There is a concept in lean manufacturing known as the Minimum Viable Product or MVP. The general idea here is that 80% of the value is in 20% of the work and that by building the leanest possible version of your idea you can test if there is value and this is something that people want.

The idea has been used to great success by businesses like Zappos that tested the idea of folks buying shoes online by taking photos of shoes in a local store, posting them online, and then buying and selling them at the same price. Fast forward and Zappos is a billion-dollar business.

 

The Minimum Viable Blog Post

So it occurred to me that in the last several years whilst running and growing my marketing agency, that I have not blogged as much as I would like. I have exposure to businesses of all shapes and sizes and am constantly working on strategy, teamwork, and productivity, along with all the various tactical platforms we specialise in here (SEO, PPC, Social & Content). As such, I have at least an opinion on many elements of business and marketing.
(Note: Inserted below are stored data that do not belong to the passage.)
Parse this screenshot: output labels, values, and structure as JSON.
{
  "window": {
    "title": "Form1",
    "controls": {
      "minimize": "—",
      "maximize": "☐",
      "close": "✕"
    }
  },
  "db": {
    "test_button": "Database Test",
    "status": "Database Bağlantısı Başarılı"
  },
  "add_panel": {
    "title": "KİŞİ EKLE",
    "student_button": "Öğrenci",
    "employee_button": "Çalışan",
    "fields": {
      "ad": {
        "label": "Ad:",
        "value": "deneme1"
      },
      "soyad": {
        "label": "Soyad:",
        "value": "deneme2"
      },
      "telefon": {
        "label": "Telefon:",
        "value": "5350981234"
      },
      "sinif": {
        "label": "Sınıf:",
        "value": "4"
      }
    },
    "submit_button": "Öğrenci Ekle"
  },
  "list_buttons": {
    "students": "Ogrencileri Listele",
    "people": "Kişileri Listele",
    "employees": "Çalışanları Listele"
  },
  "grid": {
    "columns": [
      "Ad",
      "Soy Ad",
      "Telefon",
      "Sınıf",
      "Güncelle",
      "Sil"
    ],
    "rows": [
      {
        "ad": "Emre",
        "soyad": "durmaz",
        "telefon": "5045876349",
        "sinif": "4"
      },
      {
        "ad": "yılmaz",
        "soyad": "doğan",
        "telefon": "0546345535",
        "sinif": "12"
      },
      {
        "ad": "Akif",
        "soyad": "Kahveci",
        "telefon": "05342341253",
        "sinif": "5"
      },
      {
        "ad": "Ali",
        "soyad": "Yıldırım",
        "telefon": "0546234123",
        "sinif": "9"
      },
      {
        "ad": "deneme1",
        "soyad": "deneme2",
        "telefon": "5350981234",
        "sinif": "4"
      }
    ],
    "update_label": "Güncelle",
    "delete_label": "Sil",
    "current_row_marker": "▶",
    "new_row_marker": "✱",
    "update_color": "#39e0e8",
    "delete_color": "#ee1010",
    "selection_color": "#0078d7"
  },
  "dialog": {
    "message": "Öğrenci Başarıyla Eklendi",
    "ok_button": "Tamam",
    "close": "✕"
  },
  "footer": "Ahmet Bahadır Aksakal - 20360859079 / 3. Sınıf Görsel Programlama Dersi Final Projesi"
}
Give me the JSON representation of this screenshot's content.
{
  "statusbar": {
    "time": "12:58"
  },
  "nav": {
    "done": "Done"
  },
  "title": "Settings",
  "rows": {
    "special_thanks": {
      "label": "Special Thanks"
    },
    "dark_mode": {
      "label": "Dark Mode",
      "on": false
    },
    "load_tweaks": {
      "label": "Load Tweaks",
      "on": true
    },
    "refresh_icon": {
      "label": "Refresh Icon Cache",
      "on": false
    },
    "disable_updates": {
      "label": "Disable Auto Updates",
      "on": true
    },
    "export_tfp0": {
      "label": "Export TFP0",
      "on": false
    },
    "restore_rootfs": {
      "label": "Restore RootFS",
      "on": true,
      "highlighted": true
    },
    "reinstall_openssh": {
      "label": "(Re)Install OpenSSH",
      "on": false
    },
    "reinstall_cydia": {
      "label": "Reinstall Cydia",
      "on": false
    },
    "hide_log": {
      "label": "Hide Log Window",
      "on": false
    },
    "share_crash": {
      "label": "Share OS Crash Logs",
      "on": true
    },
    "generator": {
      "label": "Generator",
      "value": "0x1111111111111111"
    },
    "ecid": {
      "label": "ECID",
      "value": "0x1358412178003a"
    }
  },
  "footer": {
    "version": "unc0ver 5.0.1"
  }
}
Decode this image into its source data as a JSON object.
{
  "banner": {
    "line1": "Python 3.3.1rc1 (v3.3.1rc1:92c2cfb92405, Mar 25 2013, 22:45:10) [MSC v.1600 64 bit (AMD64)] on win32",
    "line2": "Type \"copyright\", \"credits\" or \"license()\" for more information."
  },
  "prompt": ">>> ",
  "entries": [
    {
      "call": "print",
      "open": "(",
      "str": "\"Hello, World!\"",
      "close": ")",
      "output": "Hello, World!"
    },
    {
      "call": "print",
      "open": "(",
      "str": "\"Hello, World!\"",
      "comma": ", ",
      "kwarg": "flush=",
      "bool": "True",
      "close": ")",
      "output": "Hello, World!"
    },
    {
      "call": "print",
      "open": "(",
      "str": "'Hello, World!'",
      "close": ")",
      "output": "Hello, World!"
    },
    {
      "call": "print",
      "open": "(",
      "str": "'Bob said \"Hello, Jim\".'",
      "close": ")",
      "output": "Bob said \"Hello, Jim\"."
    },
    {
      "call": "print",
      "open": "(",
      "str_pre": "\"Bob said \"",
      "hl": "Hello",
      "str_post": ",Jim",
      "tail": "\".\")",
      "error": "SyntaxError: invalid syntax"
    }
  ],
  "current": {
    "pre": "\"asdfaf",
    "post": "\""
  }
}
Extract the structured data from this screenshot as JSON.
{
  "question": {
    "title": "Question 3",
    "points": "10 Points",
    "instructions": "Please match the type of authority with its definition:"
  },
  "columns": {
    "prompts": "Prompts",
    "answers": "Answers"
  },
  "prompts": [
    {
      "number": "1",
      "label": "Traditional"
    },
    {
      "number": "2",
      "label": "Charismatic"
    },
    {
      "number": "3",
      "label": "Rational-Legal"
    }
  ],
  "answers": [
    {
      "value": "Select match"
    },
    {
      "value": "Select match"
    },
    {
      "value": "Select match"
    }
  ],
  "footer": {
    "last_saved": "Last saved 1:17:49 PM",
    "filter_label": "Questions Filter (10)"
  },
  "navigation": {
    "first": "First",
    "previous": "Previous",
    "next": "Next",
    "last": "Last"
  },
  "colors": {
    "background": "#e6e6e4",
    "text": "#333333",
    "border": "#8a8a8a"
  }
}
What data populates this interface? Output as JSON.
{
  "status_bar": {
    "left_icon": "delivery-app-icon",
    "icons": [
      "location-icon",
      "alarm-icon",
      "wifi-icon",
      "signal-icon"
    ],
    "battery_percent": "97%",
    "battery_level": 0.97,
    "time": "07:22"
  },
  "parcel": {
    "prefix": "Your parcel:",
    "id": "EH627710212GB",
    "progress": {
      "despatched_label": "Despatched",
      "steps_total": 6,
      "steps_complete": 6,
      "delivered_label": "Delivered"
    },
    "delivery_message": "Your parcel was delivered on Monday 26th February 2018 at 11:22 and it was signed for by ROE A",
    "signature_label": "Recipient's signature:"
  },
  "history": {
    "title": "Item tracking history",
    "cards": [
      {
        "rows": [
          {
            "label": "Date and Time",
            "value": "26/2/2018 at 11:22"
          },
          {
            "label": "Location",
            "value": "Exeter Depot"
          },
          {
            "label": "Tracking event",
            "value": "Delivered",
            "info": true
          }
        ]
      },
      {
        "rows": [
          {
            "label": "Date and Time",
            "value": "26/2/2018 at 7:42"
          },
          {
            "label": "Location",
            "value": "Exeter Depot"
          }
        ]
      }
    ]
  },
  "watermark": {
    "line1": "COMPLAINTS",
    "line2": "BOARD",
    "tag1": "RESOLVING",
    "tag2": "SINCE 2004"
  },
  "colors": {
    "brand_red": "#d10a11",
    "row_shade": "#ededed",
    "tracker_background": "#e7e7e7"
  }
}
But I don’t have any spare time. A skim through the Bowler Hat blog made me realise just how little I had put out in the last few years beyond my Search Engine Land posts. Despite putting in a range of productivity hacks, finding the time to sit down and write a really well researched and fleshed out blog post tends to take a day at least and I just don’t have that time.

The ones I do for Search Engine Land can often take a couple of days and to squeeze one of them into a given month is absolutely all I can do. Looking in admin of our WordPress installation shows me over 100% unfinished drafts for posts I have started but never had the time/inclination to finish.

 

80% of the Value Lies in 20% of the Post

So this all brought me to wonder whether we can take the MVP thinking and apply that to a blog post? After all – 80% of the value likely lies in 20% of the writing. That is as true for most blog posts as it is for many of the marketing books that I read.

And, after all, just who has the time to read all those words? The idea should be that I create the smallest possible post that allows us to cycle through a build/measure/learn loop. The output should be as small as possible whilst still deliver value to our audience.

In my mind, this seems like a win/win: less time for me to write & less time for you to read. If I can deliver the same value or 80% of that value in a fraction of the time then everyone wins. Next up I am going to look at how to measure the results of this experiment with some sensible KPIs (of course in an 80/20 style).